Hugo Chavez sai fortalecido de 2004, depois de fazer a acertada aposta de aceitar o desafio do
referendo, ganhando tempo para intensificar suas políticas sociais e fortalecer sua base popular de
apoio. No entanto, se chocará com a ausência de um instrumento político de direção do processo,
que repousa quase que totalmente na sua capacidade de liderança e de direção estratégica do
processo. A ausência de quadros em quantidade suficiente e de uma estrutura partidária que possa
promover a consolidação política, ideológica e organizativa do movimento, assim como a presença
de elementos oportunistas dentro da estrutura do movimento e do governo, colocam dúvidas sobre a
capacidade do governo de aproveitar o novo espaço conseguido pelo referendo. É no plano político
que se decide o futuro de um processo que se consolida no apoio social e que tem tido na evolução
ideológica de Hugo Chavez horizontes firmes para a sua consolidação.
Cuba voltou a sofrer problemas combinados de seca, furacões e efeitos do endurecimento do
bloqueio estadunidense, mas apesar disso – ou justamente por estes últimos -, decidiu restringir a
circulação do dólar, buscando coibir a política de dupla moeda. Ao mesmo tempo, o triunfo de Hugo
Chavez permite consolidar o intercâmbio entre os dois países – um exemplo de “comércio justo” –
em que Cuba recebe abastecimento de petróleo e envia técnicos em educação, em saúde pública e
em esportes, o que permitiu, entre outras coisas, que a Venezuela cumprisse com as metas da
Unesco na luta contra o analfabetismo.
4. O Brasil apostou em um perigoso jogo de projeção de liderança regional e de candidatura a uma
vaga permanente no Conselho de Segurança, mandando tropas para o Haiti, para substituir as tropas
invasoras dos EUA e da França, que havia derrubado o regime de Aristide, convencendo a
Argentina, o Chile e o Uruguai a fazer o mesmo. A intervenção – como se podia plenamente esperar
– assumiu um caráter puramente militar, sem recursos suficientes nem sequer para essas atividades,
sem o envio de tropas de outros países e, principalmente, sem missões no plano social, que
atendessem o principal problema do país – a miséria material. Rapidamente o próprio governo
brasileiro se dá conta que está tirando a castanha com a mão do gato, mas agora já está lá, com
eleições de difícil realização – somente possíveis no modelo das realizadas no Afeganistão e
prometidas para o Iraque, sob tutela militar e, no caso do Haiti, proibindo a candidatura de Aristide e
a participação de seu partido – e sem condições de atender as necessidades básicas da população.

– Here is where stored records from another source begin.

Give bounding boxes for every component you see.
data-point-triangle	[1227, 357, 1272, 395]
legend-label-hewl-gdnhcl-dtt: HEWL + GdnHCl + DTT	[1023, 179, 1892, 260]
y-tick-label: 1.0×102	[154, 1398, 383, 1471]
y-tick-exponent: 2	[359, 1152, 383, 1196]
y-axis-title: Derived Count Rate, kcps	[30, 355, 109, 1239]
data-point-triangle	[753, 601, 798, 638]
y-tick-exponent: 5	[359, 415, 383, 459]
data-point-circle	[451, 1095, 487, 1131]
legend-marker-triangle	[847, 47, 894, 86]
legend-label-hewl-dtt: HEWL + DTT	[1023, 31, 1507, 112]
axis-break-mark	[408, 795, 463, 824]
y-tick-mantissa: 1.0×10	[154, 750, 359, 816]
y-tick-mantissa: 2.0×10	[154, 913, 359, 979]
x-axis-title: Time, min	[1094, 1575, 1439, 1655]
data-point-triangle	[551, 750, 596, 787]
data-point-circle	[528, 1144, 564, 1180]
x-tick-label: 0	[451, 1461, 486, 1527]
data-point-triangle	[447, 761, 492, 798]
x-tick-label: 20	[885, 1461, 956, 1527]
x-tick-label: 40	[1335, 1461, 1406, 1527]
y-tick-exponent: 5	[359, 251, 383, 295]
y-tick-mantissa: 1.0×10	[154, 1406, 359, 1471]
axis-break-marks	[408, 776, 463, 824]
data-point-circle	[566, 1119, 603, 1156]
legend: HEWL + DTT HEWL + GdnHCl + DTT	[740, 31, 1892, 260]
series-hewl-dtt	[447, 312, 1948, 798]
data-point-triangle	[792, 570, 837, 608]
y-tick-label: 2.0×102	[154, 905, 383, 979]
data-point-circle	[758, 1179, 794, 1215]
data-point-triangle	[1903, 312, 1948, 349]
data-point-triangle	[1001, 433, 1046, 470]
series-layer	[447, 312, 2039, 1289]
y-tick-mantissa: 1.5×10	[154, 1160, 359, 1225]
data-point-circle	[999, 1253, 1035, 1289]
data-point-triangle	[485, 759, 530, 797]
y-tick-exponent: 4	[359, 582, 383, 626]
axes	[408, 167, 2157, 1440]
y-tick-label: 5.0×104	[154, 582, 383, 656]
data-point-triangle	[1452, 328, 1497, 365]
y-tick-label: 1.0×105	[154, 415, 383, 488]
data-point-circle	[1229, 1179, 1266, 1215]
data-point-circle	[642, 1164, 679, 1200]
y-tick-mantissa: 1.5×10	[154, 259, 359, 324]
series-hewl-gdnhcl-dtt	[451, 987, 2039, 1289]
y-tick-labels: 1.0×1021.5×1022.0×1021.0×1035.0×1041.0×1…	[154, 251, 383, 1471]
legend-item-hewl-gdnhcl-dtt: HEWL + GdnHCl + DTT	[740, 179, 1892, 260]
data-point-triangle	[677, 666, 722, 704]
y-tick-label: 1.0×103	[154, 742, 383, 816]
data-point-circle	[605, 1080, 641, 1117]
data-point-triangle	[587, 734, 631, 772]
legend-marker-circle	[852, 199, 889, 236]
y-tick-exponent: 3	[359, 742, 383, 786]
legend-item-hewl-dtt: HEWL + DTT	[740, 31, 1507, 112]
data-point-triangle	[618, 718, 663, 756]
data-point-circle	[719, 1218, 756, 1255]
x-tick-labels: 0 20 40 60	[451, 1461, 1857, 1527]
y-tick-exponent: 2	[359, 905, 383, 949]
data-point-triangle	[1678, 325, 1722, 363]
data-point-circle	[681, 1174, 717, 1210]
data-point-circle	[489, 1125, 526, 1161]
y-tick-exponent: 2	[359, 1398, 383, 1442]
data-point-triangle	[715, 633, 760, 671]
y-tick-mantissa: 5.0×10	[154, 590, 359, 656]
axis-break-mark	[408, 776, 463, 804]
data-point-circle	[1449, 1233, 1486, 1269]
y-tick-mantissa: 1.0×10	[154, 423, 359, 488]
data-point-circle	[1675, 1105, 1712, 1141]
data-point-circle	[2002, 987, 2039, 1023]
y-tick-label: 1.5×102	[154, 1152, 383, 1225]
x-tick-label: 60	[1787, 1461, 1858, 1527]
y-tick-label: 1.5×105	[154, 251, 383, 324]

A simpatia inicial – reforçada pelo o jogo da seleção brasileira de futebol – foi substituída
pela hostilidade e se produzem cada vez mais regularmente enfrentamentos armados que envolvem
as tropas de ocupação, com mortes de civis haitianos. A operação ameaça descamba par ao seu
oposto, com um papel repressivo do Brasil e dos outros países, incapazes de distinguir-se das tropas
que originalmente haviam destituído a Aristide. O problema deve chegar a limites de crise aberta em
2005, exigindo decisões difíceis de tomas pelos governos que enviaram tropas, mas que ao mesmo
tempo não tem soluções de recambio para poderem se safar da armadilha em que se meteram.
5. O movimento de luta antineoliberal teve nas mobilizações na Bolívia um de seus pontos mais
fortes durante 2004, com a luta pela nacionalização da produção de gás, que acabou encontrando a
esquerda desse país dividida – entre as centrais indígenas e camponesas e o MAS, partido político
dirigido por Evo Morales. O movimento social equatoriano, por sua vez, seguiu sentindo os efeitos
do apoio dado na campanha eleitoral de 2002 a Lucio Gutierrez e a rápida ruptura com seu governo,
com divisões internas que enfraquecem as centrais camponesas e indígenas. Na Argentina, o
movimento social surgido do movimento de dezembro de 2001, igualmente sofre uma divisão em
torno do apoio ou da oposição frontal ao governo Kirchner e da contra-ofensiva de forças
conservadoras, que buscam assimilar as mobilizações dos piqueteiros a atividades criminais. No
Brasil, depois de grandes mobilizações no primeiro ano do governo Lula, contra as contra-reformas
propostas pelo governo, 2004 representou uma baixa nesse clima.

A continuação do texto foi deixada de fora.